Eher locker mit den beiden Festschriftenthemen verknüpfte Beiträge sind die Aufsätze zur Literatur (insofern diese in der Regel Lebensgeschichten beschreibt): Hier geht es um John Updike (57-76, Martin Weeber), Ruth Reemann (77-85, Anton Ph. Knittel) und Theodor Fontane (37-55, Volker Drehsen). Drehsen beschreibt die Pfarrergestalten Fontanes als Reflex auf die zerbrochene Idylle aufgrund sozialer Umbrüche, wodurch die Pfarrer von universaler Kommunikation immer mehr auf die Abhängigkeit von Partikularinteressen (der Patrone) eingeschränkt wurden. Fontane sah die Lösung in der Entbindung der Individualität jenseits vergesellschafteter Religion (51). Damit läßt sich wiederum der Bogen zu der dreifachen Unterscheidung des neuzeitlichen Christentums durch Dietrich Rössler schlagen. Zu erwähnen ist schließlich der Aufsatz über "Spuren christlicher Existenz in der Medienwelt" von Reinhard Schmidt-Rost (175-188), der die christliche Medienarbeit als Form "genereller Seelsorge" versteht (183 ff.).

Lediglich die Titel können noch genannt werden von den vier exegetischen und zwei medizinischen Beiträgen: Herbert Donner, Die religiöse Wüstenromantik. Über eine fehlgeleitete Metapher (1-12); Wolfgang Röllig, Altorientalische Schiffsmetaphorik (13-18); Ulrich Wilckens, Offenbarung und Lebensgeschichte. Eine theologische Nacherzählung von Johannes 4 (305-313); Norbert Greinacher, Sinn oder Nichtsinn - Das ist die Frage. Die Stimme klagenden Rechtens mit Gott in jüdisch-christlicher Kontinuität (315-321); Urban Wiesing, Anmerkungen zu einer ärztlichen Ethik (449-460); Dieter Henke, Religio medici (461-477).

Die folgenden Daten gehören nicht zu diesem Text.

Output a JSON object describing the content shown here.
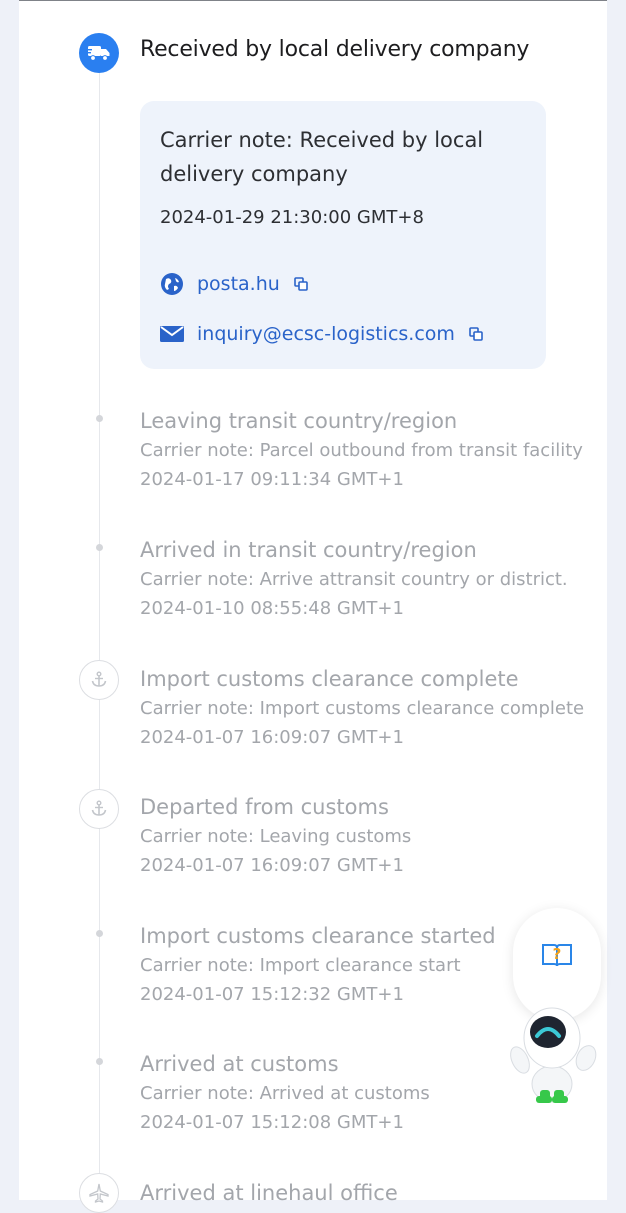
{
  "current_event": {
    "title": "Received by local delivery company",
    "icon": "truck-icon",
    "note": "Carrier note: Received by local delivery company",
    "time": "2024-01-29 21:30:00 GMT+8",
    "website": "posta.hu",
    "email": "inquiry@ecsc-logistics.com"
  },
  "events": [
    {
      "title": "Leaving transit country/region",
      "note": "Carrier note: Parcel outbound from transit facility",
      "time": "2024-01-17 09:11:34 GMT+1",
      "icon": "dot"
    },
    {
      "title": "Arrived in transit country/region",
      "note": "Carrier note: Arrive attransit country or district.",
      "time": "2024-01-10 08:55:48 GMT+1",
      "icon": "dot"
    },
    {
      "title": "Import customs clearance complete",
      "note": "Carrier note: Import customs clearance complete",
      "time": "2024-01-07 16:09:07 GMT+1",
      "icon": "anchor-icon"
    },
    {
      "title": "Departed from customs",
      "note": "Carrier note: Leaving customs",
      "time": "2024-01-07 16:09:07 GMT+1",
      "icon": "anchor-icon"
    },
    {
      "title": "Import customs clearance started",
      "note": "Carrier note: Import clearance start",
      "time": "2024-01-07 15:12:32 GMT+1",
      "icon": "dot"
    },
    {
      "title": "Arrived at customs",
      "note": "Carrier note: Arrived at customs",
      "time": "2024-01-07 15:12:08 GMT+1",
      "icon": "dot"
    },
    {
      "title": "Arrived at linehaul office",
      "icon": "airplane-icon"
    }
  ],
  "colors": {
    "accent": "#2a7ff0",
    "link": "#2a63c9",
    "muted_text": "#a3a6ab",
    "note_bg": "#eef3fb"
  }
}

Dem sorgfältig lektorierten und gestalteten Band fehlen leider ein Anhang über die schreibenden Autoren, ein Register sowie eine aktuelle Bibliographie des Jubilars, welche für die Weiterarbeit an einer praktisch-theologischen Anthropologie in Anknüpfung an dessen Werk hätte hilfreich sein können.

Fussnoten:

1 Dietrich Rössler, Der "ganze" Mensch. Das Menschenbild der neueren Seelsorgelehre und des modernen medizinischen Denkens im Zusammenhang der allgemeinen Anthropologie, Göttingen 1962.

2 Dietrich Rössler, Grundriß der Praktischen Theologie, Berlin/New York 21994 [1986], dazu die ausführliche Besprechung von Joachim Scharfenberg, ThLZ 112, 1987, 241-252 unter dem Titel "Bestandsaufnahme des neuzeitlichen Christentums".

3 D. Rössler, Grundriß 21994, 241-263 (15 "Amtshandlungen und Lebensgeschichte").